In Corinthians 4:4-5 the Bible says not to judge others because it is referring to motives. In 1 Corinthians 5:12-13, the Bible says to judge other Christians because it is referring to external sins. A few quick qualifying points about 1 Corinthians 5:12-13:
- This Bible passage is referring to a person who claims to be a Christian. Christians are only to judge other Christians’ external sins, not the sins of unbelievers (1 Corinthians 5:9-11).
- The Bible passage is referring to a Christian who is in an unrepentant, ongoing sin (1 Corinthians 5:1-2). When a Christian repents of their sin, even if they must repent often, we are not to judge them. We are only to execute judgment on those who claim to be a Christian and yet refuse to repent of sin.
The Bible Says Not to Judge Others Who Are Unwilling to Listen (Matthew 7:6)
So what does the Bible say about judging others? Matthew 7:1-2 states we are not to judge others’ motives. Matthew 7:3-5 says we are to judge others’ sinful actions, but only when we are judging our own actions first and foremost lest we become hypocritical. Lastly, in Matthew 7:6, the Bible says we are not to give our judgments to others who are not going to listen:
Do not give dogs what is holy, and do not throw your pearls before pigs, lest they trample them underfoot and turn to attack you.”
Not everyone wants to hear what you have to say about their sin. Certainly there are times for people to become defensive. If someone’s actions are being judged unfairly, they have a right to defend themselves. If their motives are being called into question, again they have a right to resist this form of judgment. But all too often, when the church or other Christians confront another Christian who is blatantly sinning without remorse or repentance, this person gets angry at those who are judging.
Proverbs 9:8 explains , “Do not reprove a scoffer, or he will hate you; reprove a wise man, and he will love you.” 2 Timothy 2:24-25 says, “And the Lord’s servant must not be quarrelsome but kind to everyone, able to teach, patiently enduring evil, correcting his opponents with gentleness.” We do have an obligation to help people, but after we present our concerns gently and all they want to do is argue, we are then to avoid these people until they are ready to listen (2 Timothy 2:22, Romans 16:17).

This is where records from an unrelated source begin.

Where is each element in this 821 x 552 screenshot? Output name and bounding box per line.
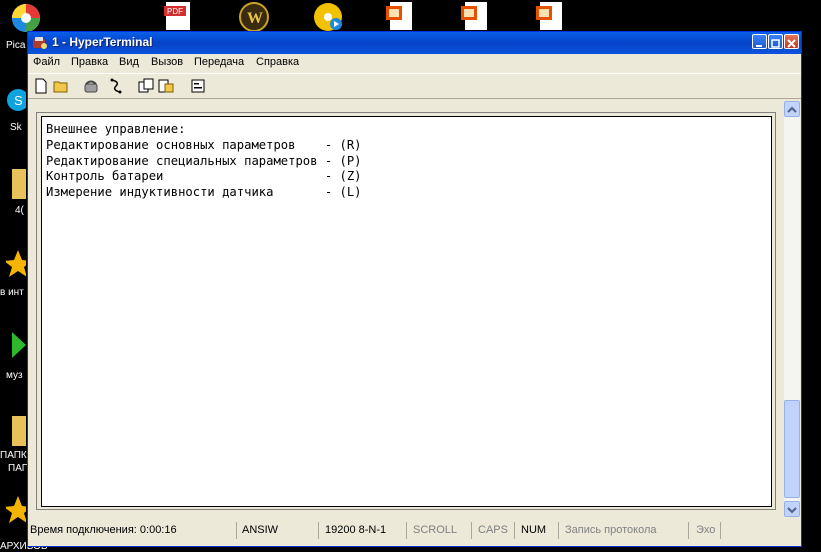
desktop-icon-ppt3[interactable] (530, 2, 570, 30)
desktop-icon-warcraft[interactable]: W (234, 2, 274, 32)
presentation-icon (461, 2, 487, 30)
presentation-icon (536, 2, 562, 30)
svg-text:S: S (14, 93, 23, 108)
pdf-icon: PDF (164, 2, 190, 30)
hyperterminal-window: 1 - HyperTerminal Файл Правка Вид Вызов … (27, 31, 802, 547)
minimize-icon (756, 45, 762, 47)
star-icon[interactable] (6, 494, 26, 524)
terminal-line: Контроль батареи - (Z) (46, 169, 362, 184)
menu-file[interactable]: Файл (33, 56, 60, 68)
desktop-label: ПАПК (0, 450, 27, 461)
scroll-up-button[interactable] (784, 101, 800, 117)
terminal-line: Редактирование основных параметров - (R) (46, 137, 362, 152)
terminal-line: Редактирование специальных параметров - … (46, 153, 362, 168)
folder-icon[interactable] (8, 412, 26, 448)
hyperterminal-icon[interactable] (32, 35, 48, 51)
desktop-icon-pdf[interactable]: PDF (158, 2, 198, 30)
status-num: NUM (521, 524, 547, 536)
menu-help[interactable]: Справка (256, 56, 299, 68)
desktop-icon-ppt2[interactable] (455, 2, 495, 30)
presentation-icon (386, 2, 412, 30)
desktop-icon-media[interactable] (308, 2, 348, 32)
status-divider (514, 522, 515, 539)
status-caps: CAPS (478, 524, 508, 536)
desktop-label: в инт (0, 287, 24, 298)
chevron-down-icon (787, 507, 797, 514)
call-icon[interactable] (83, 78, 99, 94)
status-divider (318, 522, 319, 539)
maximize-button[interactable] (768, 34, 783, 49)
status-scroll: SCROLL (413, 524, 458, 536)
desktop-label: Pica (6, 40, 26, 51)
status-divider (720, 522, 721, 539)
scroll-thumb[interactable] (784, 400, 800, 498)
menu-transfer[interactable]: Передача (194, 56, 244, 68)
status-emulation: ANSIW (242, 524, 279, 536)
terminal-screen[interactable]: Внешнее управление: Редактирование основн… (41, 116, 772, 507)
menu-call[interactable]: Вызов (151, 56, 183, 68)
close-icon (787, 39, 796, 48)
maximize-icon (771, 39, 780, 48)
menu-edit[interactable]: Правка (71, 56, 108, 68)
vertical-scrollbar[interactable] (784, 101, 800, 517)
svg-text:W: W (247, 10, 263, 27)
minimize-button[interactable] (752, 34, 767, 49)
scroll-down-button[interactable] (784, 501, 800, 517)
properties-icon[interactable] (190, 78, 206, 94)
status-divider (406, 522, 407, 539)
menu-bar: Файл Правка Вид Вызов Передача Справка (28, 54, 801, 72)
svg-text:PDF: PDF (167, 7, 183, 16)
terminal-frame: Внешнее управление: Редактирование основн… (36, 112, 776, 510)
receive-icon[interactable] (158, 78, 174, 94)
window-title: 1 - HyperTerminal (52, 35, 153, 49)
star-icon[interactable] (6, 248, 26, 278)
menu-view[interactable]: Вид (119, 56, 139, 68)
chevron-up-icon (787, 106, 797, 113)
terminal-output: Внешнее управление: Редактирование основн… (46, 122, 362, 201)
desktop-icon-ppt1[interactable] (380, 2, 420, 30)
desktop-label: Sk (10, 122, 22, 133)
status-divider (558, 522, 559, 539)
desktop-icon-picasa[interactable] (6, 2, 46, 34)
close-button[interactable] (784, 34, 799, 49)
desktop-label: ПАП (8, 463, 29, 474)
status-divider (471, 522, 472, 539)
open-folder-icon[interactable] (53, 78, 69, 94)
title-bar[interactable]: 1 - HyperTerminal (28, 32, 801, 54)
folder-icon[interactable] (8, 165, 26, 201)
toolbar (28, 73, 801, 99)
terminal-line: Измерение индуктивности датчика - (L) (46, 185, 362, 200)
status-capture: Запись протокола (565, 524, 657, 536)
new-icon[interactable] (33, 78, 49, 94)
status-connect-time: Время подключения: 0:00:16 (30, 524, 177, 536)
status-port-settings: 19200 8-N-1 (325, 524, 387, 536)
warcraft-icon: W (239, 2, 269, 32)
picasa-icon (12, 4, 40, 32)
status-bar: Время подключения: 0:00:16 ANSIW 19200 8… (28, 520, 801, 542)
media-icon (314, 3, 342, 31)
disconnect-icon[interactable] (108, 78, 124, 94)
status-echo: Эхо (696, 524, 716, 536)
skype-icon[interactable]: S (6, 84, 26, 118)
terminal-line: Внешнее управление: (46, 122, 186, 136)
status-divider (236, 522, 237, 539)
play-icon[interactable] (8, 328, 26, 362)
desktop-label: муз (6, 370, 23, 381)
status-divider (688, 522, 689, 539)
desktop-label: 4( (15, 205, 24, 216)
send-icon[interactable] (138, 78, 154, 94)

The Bible Says There Is a Difference Between Judging Others’ Motives and Using Discernment
In closing, there is also a biblical difference between judging people’s motives and using discernment. The difference mainly occurs in the actions you take once you perceive the sins in others. If you pray for them, try to counsel them, or perhaps try to befriend them to help them with their poor motives, this is a healthy use of biblical discernment.
If, however, you sense a sin in the heart of another and then you accuse them, proclaim that you know for certain their motives are sinful, spread rumors, or start to despise them, then you are not using discernment but are merely being prideful and judgmental.